1. Perjanjian di atas merupakan perjanjian sepihak menurut pasal 1313 KUHPerdata yang mana
dijelaskan bahwa perjanjian adalah suatu perbuatan dengan mana satu orang atau lebih
mengikatkan dirinya terhadap satu orang lain atau lebih. Tertera di dalam nota di atas
bahwa Perjanjian tersebut hanya disodorkan kepada konsumen tanpa persetujuan dan
kesepakatan dari konsumen.
2. Adapun syarat sahnya suatu perjanjian. Syarat sahnya suatu perjanjian dapat kita lihat dalam
Pasal 1320 Kitab Undang-Undang Hukum Perdata (“KUHPer”), yaitu:
1. Sepakat mereka yang mengikatkan dirinya;
2. Kecakapan untuk membuat suatu perikatan;
3. Suatu hal tertentu;
4. Suatu sebab yang halal.
Syarat pertama dan kedua adalah syarat subjektif, sedangkan syarat ketiga dan keempat adalah
syarat objektif. Jika syarat subjektif tidak terpenuhi, maka perjanjian tersebut dapat dibatalkan,
sedangkan jika syarat objektif yang tidak dipenuhi, maka perjanjian tersebut batal demi hukum.
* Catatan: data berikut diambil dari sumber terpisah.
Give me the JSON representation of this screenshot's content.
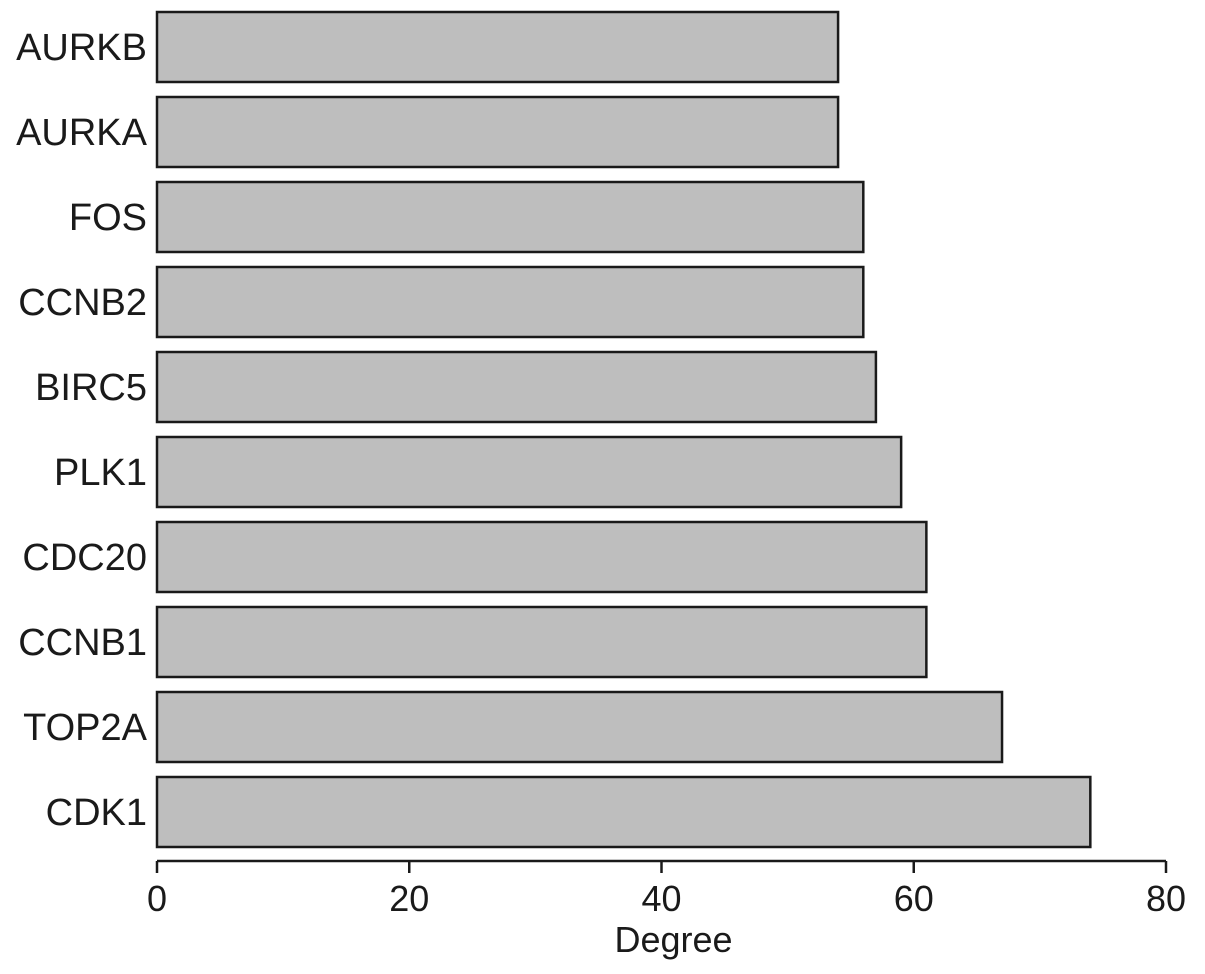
{
  "chart_data": {
    "type": "bar",
    "orientation": "horizontal",
    "categories": [
      "AURKB",
      "AURKA",
      "FOS",
      "CCNB2",
      "BIRC5",
      "PLK1",
      "CDC20",
      "CCNB1",
      "TOP2A",
      "CDK1"
    ],
    "values": [
      54,
      54,
      56,
      56,
      57,
      59,
      61,
      61,
      67,
      74
    ],
    "title": "",
    "xlabel": "Degree",
    "ylabel": "",
    "xlim": [
      0,
      80
    ],
    "xticks": [
      0,
      20,
      40,
      60,
      80
    ],
    "xtick_labels": [
      "0",
      "20",
      "40",
      "60",
      "80"
    ],
    "grid": false,
    "legend": "none",
    "colors": {
      "bar_fill": "#bebebe",
      "bar_stroke": "#1a1a1a",
      "text": "#1a1a1a",
      "axis": "#1a1a1a"
    }
  }
}
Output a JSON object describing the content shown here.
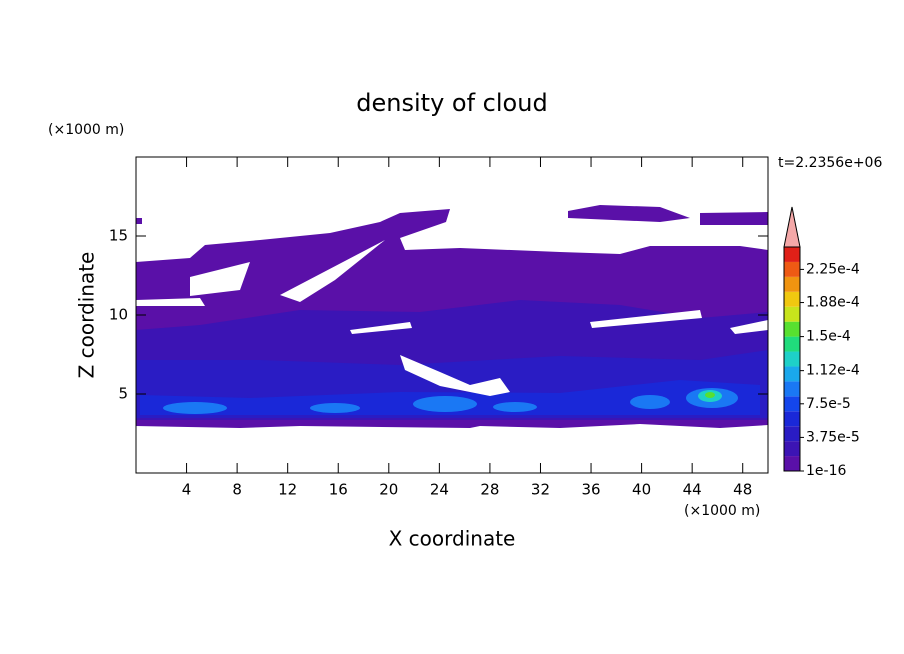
{
  "chart_data": {
    "type": "contour",
    "title": "density of cloud",
    "x_label": "X coordinate",
    "y_label": "Z coordinate",
    "x_unit": "(×1000 m)",
    "y_unit": "(×1000 m)",
    "annotation": "t=2.2356e+06",
    "xlim": [
      0,
      50
    ],
    "ylim": [
      0,
      20
    ],
    "xticks": [
      4,
      8,
      12,
      16,
      20,
      24,
      28,
      32,
      36,
      40,
      44,
      48
    ],
    "yticks": [
      5,
      10,
      15
    ],
    "colorbar": {
      "lim": [
        1e-16,
        0.00025
      ],
      "colors": [
        "#5a10a8",
        "#3c14b4",
        "#2a1cc4",
        "#1a28d8",
        "#1446ec",
        "#1a78f4",
        "#1aa8ec",
        "#1ed0c8",
        "#20dc7c",
        "#58e030",
        "#c8e41c",
        "#f0c810",
        "#f09410",
        "#ee5a14",
        "#e02018"
      ],
      "extend_color": "#f4a8a8",
      "ticks": [
        {
          "value": 1e-16,
          "label": "1e-16"
        },
        {
          "value": 3.75e-05,
          "label": "3.75e-5"
        },
        {
          "value": 7.5e-05,
          "label": "7.5e-5"
        },
        {
          "value": 0.000112,
          "label": "1.12e-4"
        },
        {
          "value": 0.00015,
          "label": "1.5e-4"
        },
        {
          "value": 0.000188,
          "label": "1.88e-4"
        },
        {
          "value": 0.000225,
          "label": "2.25e-4"
        }
      ]
    }
  }
}
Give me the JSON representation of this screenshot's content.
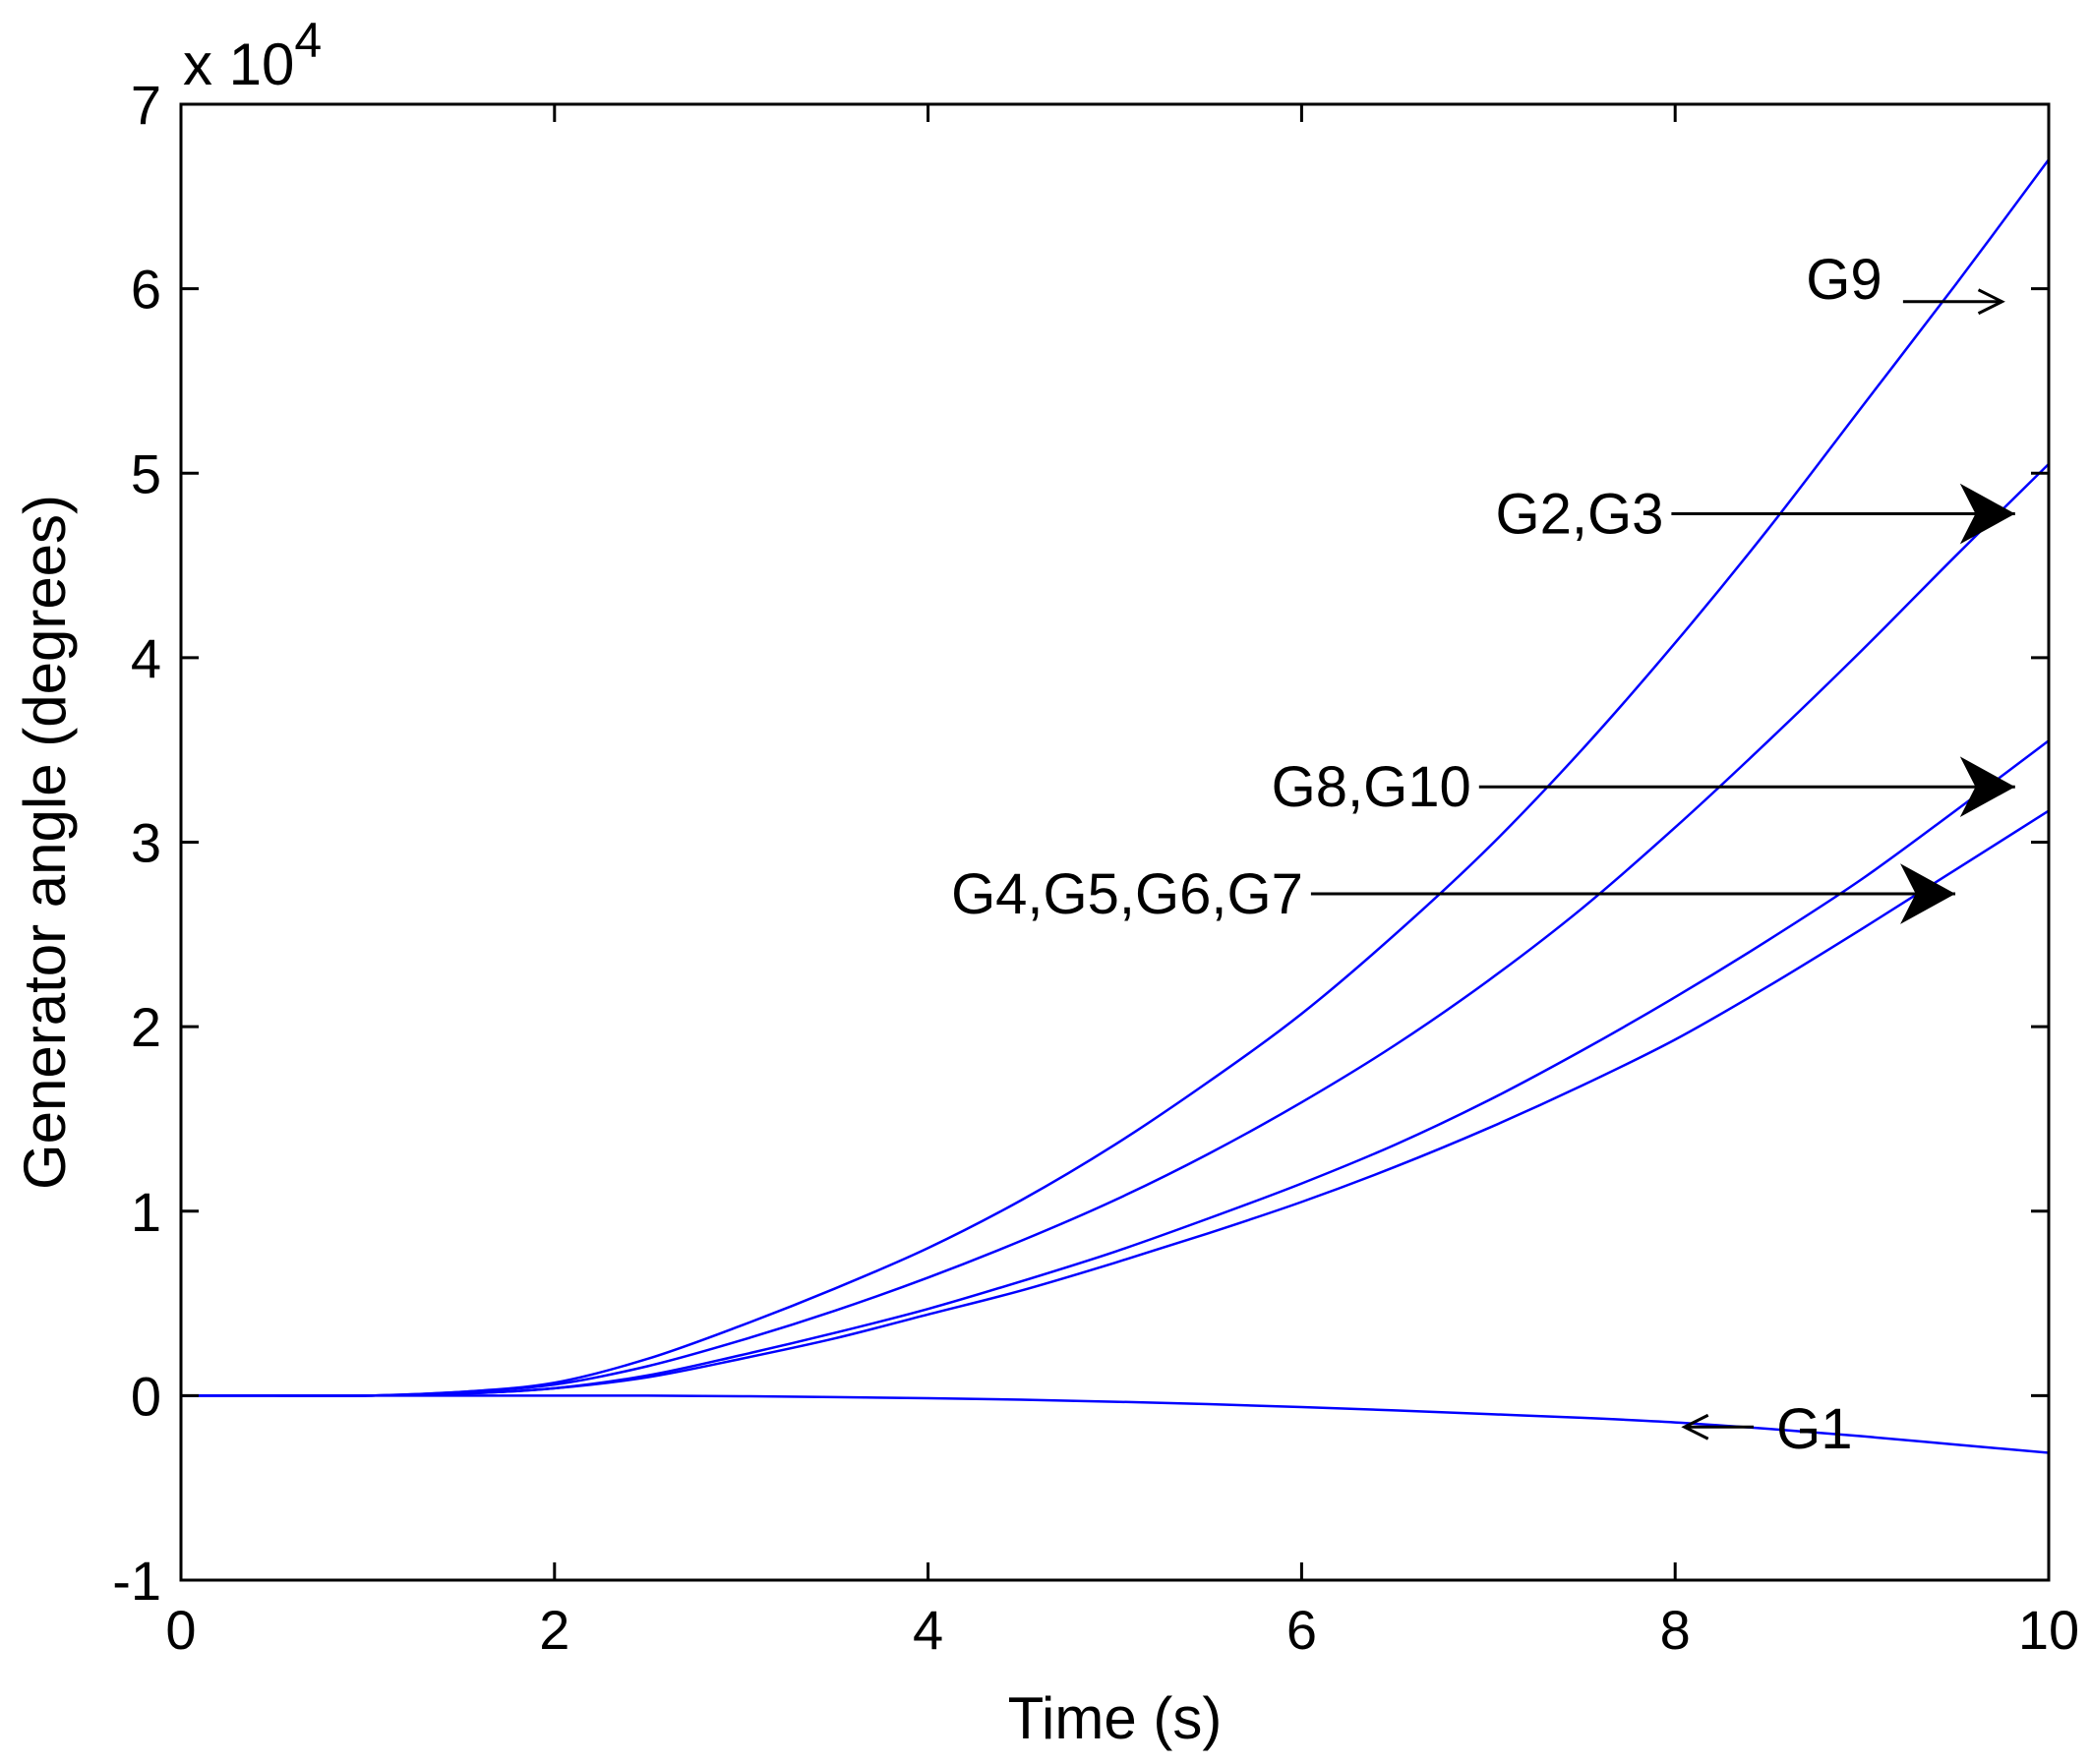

 Tentang Perlindungan Konsumen dari Perjanjian Baku yang Merugikan Menurut UU


No. 8 Tahun 1999
Contoh nota yang diberikan pelaku usaha yang tertera di atas berkaitan dan tidak sesuai dengan :
1. Undang-undang Republik Indonesia Nomor 8 Tahun 1999 Tentang Perlindungan Konsumen
sebagaimana tertera dalam Pasal 4 tentang Hak Konsumen tepatnya nomor 8 yaitu :
Konsumen berhak untuk mendapatkan kompensasi, ganti rugi dan/atau penggantian, apabila
barang dan/atau jasa yang diterima tidak sesuai dengan perjanjian atau tidak sebagaimana
mestinya; Tentu saja bertolak belakang dengan kalimat yang tercantum bahwa kerusakan apapun
bukan tanggung jawab pihak laundry.
2. Undang-undang Republik Indonesia Nomor 8 Tahun 1999 Tentang Perlindungan Konsumen
sebagaimana tertera dalam Bab V Pasal 18 Ketentuan Pencantuman Klausula Baku yaitu :
1. Pelaku usaha dalam menawarkan barang dan/atau jasa yang ditujukan untuk diperdagangkan
dilarang membuat atau mencantumkan klausula baku pada setiap dokumen dan/atau perjanjian
apabila menyatakan pengalihan tanggung jawab pelaku usaha; dst. Tentu saja bertolak belakang
dengan kalimat “segala kerusakan yang terjadi dengan cucian yang anda cuci (cacat, luntur,
robek, mengecil, dll) adalah menjadi tanggung jawab anda dan bukan tanggung jawab kami,”
Karena pihak laundry secara tidak langsung mengalihkan tanggung jawab kepada konsumen
tentang kerusakan apapun tanpa disepakati oleh pihak konsumen itu sendiri.